The IMF Stand-By Arrangement (SBA) is an economic program of the International Monetary Fund (IMF) involving financial aid to a member state in need of financial assistance, normally arising from a financial crisis. In return for aid, the economic program stipulates needed reforms in the recipient country aimed at bringing it back on a path of financial stability and economic sustainability. The SBA is a sub-set of IMF and World Bank programs aimed at Structural adjustment.

==Description==
IMF’s Stand-By Arrangement was created in June 1952 to provide financing to countries requiring help with balance of payments problems. The SBA has often been used by member countries and is the dominant lending instrument of the IMF, especially for emerging market countries. After a significant pause in such aid, many countries required such financial assistance from the IMF due to the 2008 financial crisis. The financing terms are normally more advantageous than private markets offer. In 2009, the IMF upgraded the SBA "to be more flexible and responsive to members countries’ needs." At the same time, the borrowing limits were doubled and more funds were made available up front. Generally, the "conditions were streamlined and simplified."

==Recipients==
Several countries received an SBA during the Great Recession, including Hungary, Iceland and Greece.

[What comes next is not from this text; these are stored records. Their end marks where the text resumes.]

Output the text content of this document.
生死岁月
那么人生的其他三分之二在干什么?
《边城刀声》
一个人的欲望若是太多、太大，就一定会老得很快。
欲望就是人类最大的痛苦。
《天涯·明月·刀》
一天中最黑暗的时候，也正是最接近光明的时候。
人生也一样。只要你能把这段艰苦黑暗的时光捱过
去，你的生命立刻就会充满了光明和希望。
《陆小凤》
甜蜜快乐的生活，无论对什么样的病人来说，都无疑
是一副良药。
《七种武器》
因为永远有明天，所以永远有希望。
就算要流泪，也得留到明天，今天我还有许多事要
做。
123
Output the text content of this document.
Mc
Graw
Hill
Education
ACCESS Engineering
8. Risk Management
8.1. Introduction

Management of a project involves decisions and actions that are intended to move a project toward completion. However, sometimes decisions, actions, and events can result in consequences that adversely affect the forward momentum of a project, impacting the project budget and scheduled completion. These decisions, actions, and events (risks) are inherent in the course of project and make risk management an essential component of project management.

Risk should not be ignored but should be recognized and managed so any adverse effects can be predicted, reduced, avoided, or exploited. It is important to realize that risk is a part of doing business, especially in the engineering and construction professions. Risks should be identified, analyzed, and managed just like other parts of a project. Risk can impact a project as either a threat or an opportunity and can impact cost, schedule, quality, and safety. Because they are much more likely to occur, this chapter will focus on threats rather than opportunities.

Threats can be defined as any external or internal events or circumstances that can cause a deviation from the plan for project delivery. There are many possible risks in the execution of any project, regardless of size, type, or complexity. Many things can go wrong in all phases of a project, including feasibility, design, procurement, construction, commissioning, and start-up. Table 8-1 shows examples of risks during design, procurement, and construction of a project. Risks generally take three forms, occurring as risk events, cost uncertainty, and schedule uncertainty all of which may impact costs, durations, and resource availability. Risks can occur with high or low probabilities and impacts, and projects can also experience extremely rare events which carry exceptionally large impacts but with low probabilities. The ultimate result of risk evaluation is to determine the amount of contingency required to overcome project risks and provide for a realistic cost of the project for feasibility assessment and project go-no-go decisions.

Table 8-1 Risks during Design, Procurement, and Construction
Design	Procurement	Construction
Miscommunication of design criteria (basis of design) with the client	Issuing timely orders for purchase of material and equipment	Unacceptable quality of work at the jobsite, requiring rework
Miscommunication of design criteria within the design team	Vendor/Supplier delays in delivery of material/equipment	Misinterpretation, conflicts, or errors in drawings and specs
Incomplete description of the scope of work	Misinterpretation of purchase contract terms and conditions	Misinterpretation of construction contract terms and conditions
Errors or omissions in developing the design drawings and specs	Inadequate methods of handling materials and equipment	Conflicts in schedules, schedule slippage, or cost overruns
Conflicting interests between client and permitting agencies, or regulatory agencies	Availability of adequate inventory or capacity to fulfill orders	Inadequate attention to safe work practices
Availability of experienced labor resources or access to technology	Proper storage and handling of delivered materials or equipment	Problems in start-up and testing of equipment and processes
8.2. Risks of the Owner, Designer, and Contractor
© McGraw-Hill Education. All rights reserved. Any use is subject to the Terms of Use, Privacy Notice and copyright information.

In 2023, Pakistan secured a US$3 billion stand-by arrangement spread over nine months from the IMF.

==Criticisms==
For a long time, structural adjustment programs have been criticised for making excessive demands of austerity in the recipient country in return for financial aid. Such criticisms have been less pronounced in recent years, notably since 2009, when the IMF's SBA policies were modified to be more responsive to the recipient countries needs. An exception is the Greek government-debt crisis. The resulting pronounced cutbacks in public spending resulted in mass protests and riots. In this case, the criticism was increasingly directed at the Euro convergence criteria, considering the large amount of financial aid also coming from other Euro Area countries, rather than an IMF standby arrangement.